Monday, October 13, 2008

Graphics time - 3D

I did some profiling and noticed that around half of the time was spent doing the rand() calls. Also I was writing data 8 bits at a time. Changing that to 32 bits immediately boosted performance, but CPU usage was still 100% and FPS was only around ~13 and fluctuating depending on background processes. If what in fact is happening is that Quartz is making a texture of my bitmap and uploading the texture to the GPU and rendering it that way, then I would actually be closer to the metal by just using OpenGL ES directly. Now this is a bit scary for me though, as I don't really know anything about OpenGL. I do know some basics about vectors, matrices etc. but the biggest thing I've done is a rotating cube (which did come 3rd place in a Javascript competition though haha).

I read some introductory text, but the concept of "shaders" bothers me. What the heck is a shader? I remember checking it on wikipedia before, but the best I could understand is that it's some kind of routine executed on the GPU against a vertex, or maybe they can be executed per-pixel too? Just guessing from the names "vertex shader" and "pixel shader". But what is a "fragment shader"? No idea. Wikipedia: "A pixel shader is a shader program, often executed on a graphics processing unit. It adds 3D shading and lighting effects to pixels in an image, for example those in video games. Microsoft's Direct X and Open GL support pixel shaders. In OpenGL a pixel shader is called a fragment shader." Ah, just a synonym.

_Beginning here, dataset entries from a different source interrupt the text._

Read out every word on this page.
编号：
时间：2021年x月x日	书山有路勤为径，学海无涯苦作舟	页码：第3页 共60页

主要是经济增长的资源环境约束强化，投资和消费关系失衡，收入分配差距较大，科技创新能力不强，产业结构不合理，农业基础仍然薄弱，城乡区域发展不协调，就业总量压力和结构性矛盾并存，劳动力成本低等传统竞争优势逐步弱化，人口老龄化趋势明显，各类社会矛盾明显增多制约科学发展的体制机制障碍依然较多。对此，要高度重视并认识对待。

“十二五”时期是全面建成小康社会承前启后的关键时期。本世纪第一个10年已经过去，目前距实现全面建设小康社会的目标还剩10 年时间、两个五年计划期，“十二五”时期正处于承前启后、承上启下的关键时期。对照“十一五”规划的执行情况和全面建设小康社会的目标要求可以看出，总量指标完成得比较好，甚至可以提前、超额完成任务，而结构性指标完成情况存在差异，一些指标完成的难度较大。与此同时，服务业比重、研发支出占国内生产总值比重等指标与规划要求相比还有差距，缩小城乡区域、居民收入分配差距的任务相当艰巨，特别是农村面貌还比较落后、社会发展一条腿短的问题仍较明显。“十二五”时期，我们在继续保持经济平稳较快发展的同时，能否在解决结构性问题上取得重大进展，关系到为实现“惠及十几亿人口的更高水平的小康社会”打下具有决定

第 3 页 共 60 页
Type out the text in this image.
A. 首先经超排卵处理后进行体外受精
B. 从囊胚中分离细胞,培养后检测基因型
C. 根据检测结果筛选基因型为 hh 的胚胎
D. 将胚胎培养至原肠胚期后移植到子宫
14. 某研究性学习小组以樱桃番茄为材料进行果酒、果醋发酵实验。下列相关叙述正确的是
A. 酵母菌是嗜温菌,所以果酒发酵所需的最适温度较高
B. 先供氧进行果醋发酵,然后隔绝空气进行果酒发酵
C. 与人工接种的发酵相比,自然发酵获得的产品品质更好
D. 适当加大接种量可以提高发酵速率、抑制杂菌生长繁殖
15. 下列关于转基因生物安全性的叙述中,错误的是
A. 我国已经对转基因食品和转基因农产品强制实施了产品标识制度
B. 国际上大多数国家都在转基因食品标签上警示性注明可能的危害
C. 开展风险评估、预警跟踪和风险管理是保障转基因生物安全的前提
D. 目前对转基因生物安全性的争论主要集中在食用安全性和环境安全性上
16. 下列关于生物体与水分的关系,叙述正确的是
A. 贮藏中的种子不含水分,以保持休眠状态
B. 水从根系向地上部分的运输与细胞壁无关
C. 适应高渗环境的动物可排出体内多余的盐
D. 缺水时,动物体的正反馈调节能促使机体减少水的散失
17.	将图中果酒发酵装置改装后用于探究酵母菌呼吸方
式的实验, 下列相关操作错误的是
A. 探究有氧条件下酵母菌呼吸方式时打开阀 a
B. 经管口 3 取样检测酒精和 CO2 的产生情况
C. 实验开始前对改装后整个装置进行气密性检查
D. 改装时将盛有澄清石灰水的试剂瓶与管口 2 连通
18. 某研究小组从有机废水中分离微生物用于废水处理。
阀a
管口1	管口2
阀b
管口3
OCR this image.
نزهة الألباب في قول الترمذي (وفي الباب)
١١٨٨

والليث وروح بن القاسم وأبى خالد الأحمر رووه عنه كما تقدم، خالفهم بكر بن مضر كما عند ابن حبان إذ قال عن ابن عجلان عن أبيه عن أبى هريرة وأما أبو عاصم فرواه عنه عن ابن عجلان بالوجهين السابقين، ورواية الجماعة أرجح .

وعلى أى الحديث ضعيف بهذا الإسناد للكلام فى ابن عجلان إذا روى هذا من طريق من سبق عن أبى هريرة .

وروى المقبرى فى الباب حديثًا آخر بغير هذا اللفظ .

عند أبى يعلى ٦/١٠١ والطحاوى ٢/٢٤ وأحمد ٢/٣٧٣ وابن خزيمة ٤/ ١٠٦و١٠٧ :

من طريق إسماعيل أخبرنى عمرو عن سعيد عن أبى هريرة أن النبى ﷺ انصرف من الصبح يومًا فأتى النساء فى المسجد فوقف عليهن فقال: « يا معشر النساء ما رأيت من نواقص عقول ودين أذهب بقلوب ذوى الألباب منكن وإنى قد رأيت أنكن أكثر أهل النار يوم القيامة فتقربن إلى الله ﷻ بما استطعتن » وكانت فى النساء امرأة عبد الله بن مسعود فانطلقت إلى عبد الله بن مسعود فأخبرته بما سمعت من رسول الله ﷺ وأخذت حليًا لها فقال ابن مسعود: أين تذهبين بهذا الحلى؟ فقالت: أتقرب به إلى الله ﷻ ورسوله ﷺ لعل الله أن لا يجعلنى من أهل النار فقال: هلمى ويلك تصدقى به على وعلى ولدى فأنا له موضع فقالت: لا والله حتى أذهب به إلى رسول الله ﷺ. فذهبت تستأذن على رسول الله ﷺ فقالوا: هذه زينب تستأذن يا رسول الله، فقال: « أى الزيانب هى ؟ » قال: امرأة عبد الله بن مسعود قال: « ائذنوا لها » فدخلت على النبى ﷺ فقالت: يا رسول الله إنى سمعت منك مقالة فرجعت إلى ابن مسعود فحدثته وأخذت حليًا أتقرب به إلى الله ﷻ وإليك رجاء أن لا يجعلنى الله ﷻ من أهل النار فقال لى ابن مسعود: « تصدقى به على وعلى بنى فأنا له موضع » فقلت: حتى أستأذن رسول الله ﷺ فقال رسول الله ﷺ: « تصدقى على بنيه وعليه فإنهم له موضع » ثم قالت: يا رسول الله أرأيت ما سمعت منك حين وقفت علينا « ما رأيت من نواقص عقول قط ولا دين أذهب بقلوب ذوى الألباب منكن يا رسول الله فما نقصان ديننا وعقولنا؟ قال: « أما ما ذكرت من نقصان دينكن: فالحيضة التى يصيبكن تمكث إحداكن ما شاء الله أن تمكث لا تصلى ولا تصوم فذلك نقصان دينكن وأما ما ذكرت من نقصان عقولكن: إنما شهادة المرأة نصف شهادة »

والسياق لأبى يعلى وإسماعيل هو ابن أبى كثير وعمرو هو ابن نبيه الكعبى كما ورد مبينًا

Now, I have to admit it would be very sexy to display some 3D models of my own. But seriously, no more cubes! I've done so many of them. Always a cube on a new platform, then I get bored and make another cube a year later on another platform. Na-ah, should be a proper model at least now if I try this at all. But how do I get models with some data easy enough to load? I'm scared. Stuff I imagine I will need to load:

- bitmaps of the textures
- list of meshes
- which texture goes with which mesh
- coordinates of vertices in each mesh
- which vertices form polygons

Then to spin a 3D object...

- load object & textures
- do opengl magic to let it know about list of vertices and polygons
- maybe enter into some texture modes before each mesh? dunno.
- to spin, perhaps alter the object space -> world space transformation matrix?
- will opengl remember my vertex list etc. or do I tell it again on each frame? no idea.

So you can see I'm a bit confused about this. Let's see if there is some simple modeling tool for mac.